Meador talked about her drive for individuality and her tendency to throw herself at her projects.
"The minute that someone tells you not to do something is probably the moment to do it," she offered up.
One of the more powerful moments of the night was when action sports personality Sal Masakela, whose father fled South Africa during apartheid, interviewed two-time world surf champ Tom Carroll about his decision to boycott the 1985 Gunston 500 surf contest at the height of his career due to apartheid laws. Carroll teared up during the recollection of how black South Africans were treated during that time.
"I was raised in a house where they didn't treat humans like that," he said.
The summit was comparable to a collection of really engaging podcasts, but with your heroes right there in front of you. The energy in Playa Studios was earnest and the question segments were filled with engaging discussion, always running long and in many cases having to be cut short to move to the next topic.

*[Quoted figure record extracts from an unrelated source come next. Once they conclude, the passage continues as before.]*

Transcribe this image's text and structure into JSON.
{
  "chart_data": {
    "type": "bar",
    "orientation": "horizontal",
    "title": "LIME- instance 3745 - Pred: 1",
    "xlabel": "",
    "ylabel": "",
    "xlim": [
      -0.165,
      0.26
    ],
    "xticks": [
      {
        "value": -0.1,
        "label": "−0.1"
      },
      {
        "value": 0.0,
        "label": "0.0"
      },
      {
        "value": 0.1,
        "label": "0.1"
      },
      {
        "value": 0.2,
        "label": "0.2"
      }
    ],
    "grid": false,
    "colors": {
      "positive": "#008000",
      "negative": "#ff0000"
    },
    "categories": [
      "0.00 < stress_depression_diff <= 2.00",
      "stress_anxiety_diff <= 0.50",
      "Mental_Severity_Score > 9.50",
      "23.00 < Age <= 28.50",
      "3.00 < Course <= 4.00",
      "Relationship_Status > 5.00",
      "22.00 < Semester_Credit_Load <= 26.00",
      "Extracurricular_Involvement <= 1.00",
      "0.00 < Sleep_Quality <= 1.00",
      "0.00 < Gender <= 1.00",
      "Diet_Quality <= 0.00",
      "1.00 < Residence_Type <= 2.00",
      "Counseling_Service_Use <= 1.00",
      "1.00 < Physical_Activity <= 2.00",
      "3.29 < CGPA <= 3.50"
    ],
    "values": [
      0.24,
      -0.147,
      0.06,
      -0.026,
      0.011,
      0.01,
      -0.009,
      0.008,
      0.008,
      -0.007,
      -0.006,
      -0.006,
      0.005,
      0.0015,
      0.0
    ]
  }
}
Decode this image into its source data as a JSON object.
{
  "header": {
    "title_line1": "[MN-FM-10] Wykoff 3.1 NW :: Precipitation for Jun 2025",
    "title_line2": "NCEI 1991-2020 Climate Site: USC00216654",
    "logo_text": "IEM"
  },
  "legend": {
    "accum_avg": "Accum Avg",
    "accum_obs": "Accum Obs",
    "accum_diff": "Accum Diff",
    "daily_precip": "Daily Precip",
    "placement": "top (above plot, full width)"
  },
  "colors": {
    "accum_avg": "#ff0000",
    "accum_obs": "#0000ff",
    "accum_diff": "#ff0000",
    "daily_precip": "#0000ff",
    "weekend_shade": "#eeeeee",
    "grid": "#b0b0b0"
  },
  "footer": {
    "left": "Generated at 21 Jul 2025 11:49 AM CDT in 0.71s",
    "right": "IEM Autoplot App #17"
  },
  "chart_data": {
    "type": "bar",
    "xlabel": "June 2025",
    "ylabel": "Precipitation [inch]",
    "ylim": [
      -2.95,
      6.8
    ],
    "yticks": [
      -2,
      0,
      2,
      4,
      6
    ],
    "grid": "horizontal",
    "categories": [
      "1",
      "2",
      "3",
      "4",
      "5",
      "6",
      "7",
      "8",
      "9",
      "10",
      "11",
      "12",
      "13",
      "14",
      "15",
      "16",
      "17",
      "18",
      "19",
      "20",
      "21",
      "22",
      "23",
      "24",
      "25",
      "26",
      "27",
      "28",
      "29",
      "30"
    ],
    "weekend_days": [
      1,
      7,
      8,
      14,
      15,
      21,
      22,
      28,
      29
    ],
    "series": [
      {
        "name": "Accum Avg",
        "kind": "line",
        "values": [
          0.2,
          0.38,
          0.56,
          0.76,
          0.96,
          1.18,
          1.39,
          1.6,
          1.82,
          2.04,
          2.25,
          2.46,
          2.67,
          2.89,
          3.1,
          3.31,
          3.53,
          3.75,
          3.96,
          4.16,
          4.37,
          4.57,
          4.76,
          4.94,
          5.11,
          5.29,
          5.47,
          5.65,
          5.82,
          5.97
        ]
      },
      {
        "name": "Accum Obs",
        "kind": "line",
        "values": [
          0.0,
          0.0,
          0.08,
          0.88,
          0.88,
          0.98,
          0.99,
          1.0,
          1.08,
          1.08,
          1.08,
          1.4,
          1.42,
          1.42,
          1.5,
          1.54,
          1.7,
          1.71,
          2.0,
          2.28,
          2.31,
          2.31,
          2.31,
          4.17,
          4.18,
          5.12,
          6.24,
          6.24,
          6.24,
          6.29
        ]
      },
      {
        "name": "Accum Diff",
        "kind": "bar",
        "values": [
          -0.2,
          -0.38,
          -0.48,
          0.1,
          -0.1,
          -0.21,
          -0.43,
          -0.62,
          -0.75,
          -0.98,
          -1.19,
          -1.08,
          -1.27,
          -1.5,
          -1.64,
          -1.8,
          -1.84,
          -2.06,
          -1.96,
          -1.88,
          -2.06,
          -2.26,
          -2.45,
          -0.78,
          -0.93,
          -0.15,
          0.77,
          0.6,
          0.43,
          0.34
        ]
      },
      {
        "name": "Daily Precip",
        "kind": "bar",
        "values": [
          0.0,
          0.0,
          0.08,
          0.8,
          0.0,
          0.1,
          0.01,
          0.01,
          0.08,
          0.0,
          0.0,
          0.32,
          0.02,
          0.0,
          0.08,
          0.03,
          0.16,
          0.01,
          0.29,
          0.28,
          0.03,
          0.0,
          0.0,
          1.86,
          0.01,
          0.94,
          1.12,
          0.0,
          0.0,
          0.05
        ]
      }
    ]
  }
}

There were breaks for drinks, dinner and socializing where the general public got a chance to mingle with the panelists. The Inertia premiered two films: "Alternativa," chronicling a trip to El Salvador with Meador, Dawson and Lola Mignot; and "Boycott the Gunston 500," about the aforementioned Carroll story.
"This has been a dream," an animated Weisberg said to close the night. "These are people doing things they love and that matter."
And as the outdoor and surf communities can attest, there’s never too much of that in the world.